To determine how deep this problem ran, she and colleagues at Children's National, including Eric Vilain, M.D., Ph.D., the James A. Clark Distinguished Professor of Molecular Genetics and the director of the Center for Genetic Medicine Research at Children's National, and Jonathan LoTempio, a doctoral candidate in a joint program with Children's National and George Washington University, surveyed and analyzed the data on COVID-19.
The research spanned data reported by public health agencies from highly COVID-19 burdened countries, viral genome sequence data sharing efforts, and data presented in publications and preprints.
At the time of study, the 15 countries with the highest COVID-19 burden at the time included the US, Spain, Italy, France, Germany, the United Kingdom, Turkey, Iran, China, Russia, Brazil, Belgium, Canada, the Netherlands and Switzerland. Together, these countries represented more than 75% of the reported global cases. The research team combed through COVID-19 data presented on each country's public health institute website, looking first at the dashboards many provided for a quick glimpse into key data, then did a deeper dive into other data on this disease presented in other ways.
Also read: New study: Hydroxychloroquine ineffective as a preventive antiviral against COVID-19
The data content they found, says LoTempio, was extremely heterogenous. For example, while most countries kept running totals on confirmed cases and deaths, the availability of other types of data -- such as the number of tests run, clinical aspects of the disease such as comorbidities, symptoms, or admission to intensive care, or demographic information on patients, such as age or sex -- differed widely among countries.
Similarly, the format in which data was presented lacked any consistency among these institutes. Among the 15 countries, data was presented in plain text, HTML or PDF. Eleven offered an interactive web-based data dashboard, and seven had comma-separated data available for download.
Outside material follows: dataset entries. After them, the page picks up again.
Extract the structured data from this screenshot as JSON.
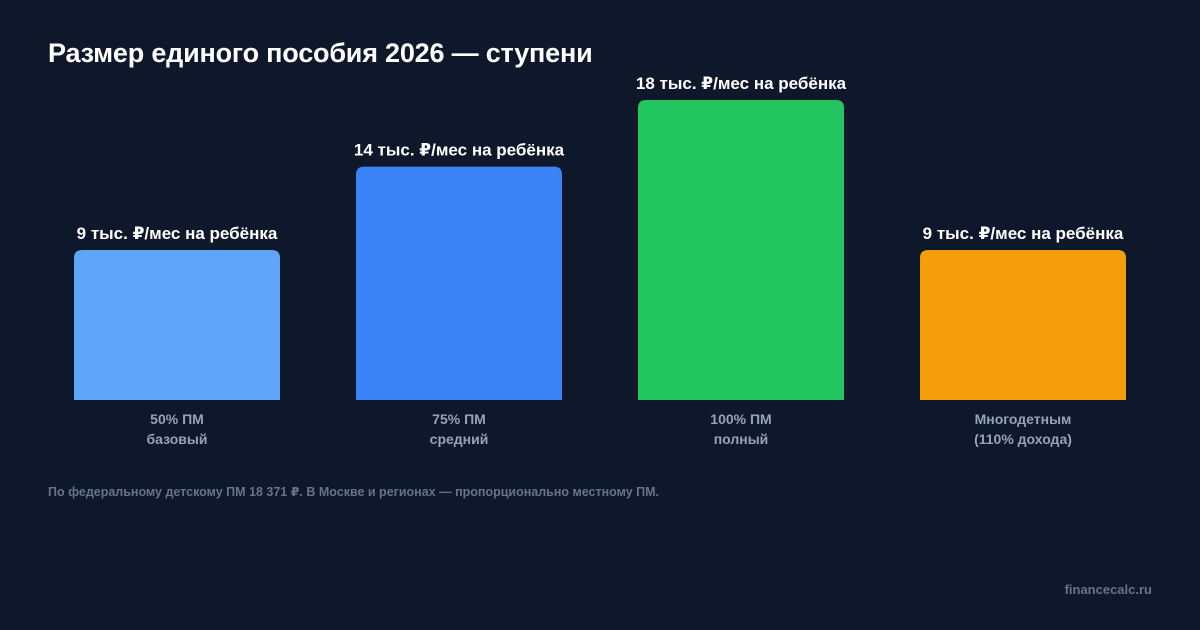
{
  "chart_data": {
    "type": "bar",
    "title": "Размер единого пособия 2026 — ступени",
    "categories": [
      [
        "50% ПМ",
        "базовый"
      ],
      [
        "75% ПМ",
        "средний"
      ],
      [
        "100% ПМ",
        "полный"
      ],
      [
        "Многодетным",
        "(110% дохода)"
      ]
    ],
    "values": [
      9,
      14,
      18,
      9
    ],
    "data_labels": [
      "9 тыс. ₽/мес на ребёнка",
      "14 тыс. ₽/мес на ребёнка",
      "18 тыс. ₽/мес на ребёнка",
      "9 тыс. ₽/мес на ребёнка"
    ],
    "colors": [
      "#60a5fa",
      "#3b82f6",
      "#22c55e",
      "#f59e0b"
    ],
    "ylim": [
      0,
      18
    ],
    "grid": false,
    "legend": "none",
    "xlabel": "",
    "ylabel": ""
  },
  "footnote": "По федеральному детскому ПМ 18 371 ₽. В Москве и регионах — пропорционально местному ПМ.",
  "brand": "financecalc.ru"
}
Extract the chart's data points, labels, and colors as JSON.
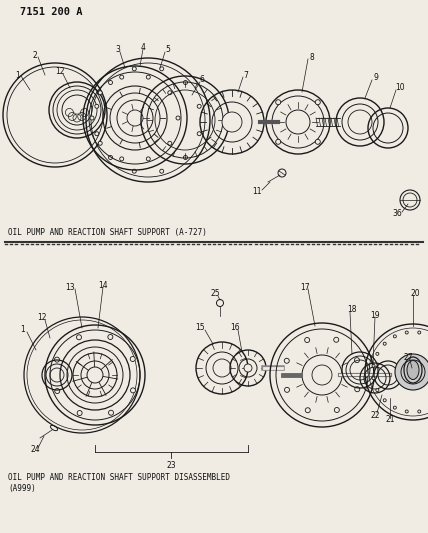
{
  "title_top": "7151 200 A",
  "label_top": "OIL PUMP AND REACTION SHAFT SUPPORT (A-727)",
  "label_bottom_1": "OIL PUMP AND REACTION SHAFT SUPPORT DISASSEMBLED",
  "label_bottom_2": "(A999)",
  "bg_color": "#f0ece4",
  "line_color": "#1a1a1a",
  "text_color": "#111111",
  "fig_width": 4.28,
  "fig_height": 5.33,
  "dpi": 100
}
These formats aren't compatible with each other, LoTempio explains, and there was little to no documentation about where the data that supplies some formats -- such as continually updated web-based dashboards -- was archived.
Dr. Vilain says that a robust system is already in place to allow uniform sharing of data on flu genomes -- the World Health Organization's (WHO) Global Initiative on Sharing All Influenza Data (GISAID) -- which has been readily adapted for the virus that causes COVID-19 and has already helped advance some types of research. However, he says, countries need to work together to develop a similar system for harmonized sharing other types of data for COVID-19. The study authors recommend that COVID-19 data should be shared among countries using a standardized format and standardized content, informed by the success of GISAID and under the backing of the WHO.
In addition, the authors say, the explosion of research on COVID-19 should be curated by experts who can wade through the thousands of papers published on this disease since the pandemic began to identify research of merit and help merge clinical and basic science.
"Identifying the most useful science and sharing it in a way that's usable to most researchers, clinicians and policymakers, will not only help us emerge from COVID-19 but could help us prepare for the next pandemic," Dr. Vilain says.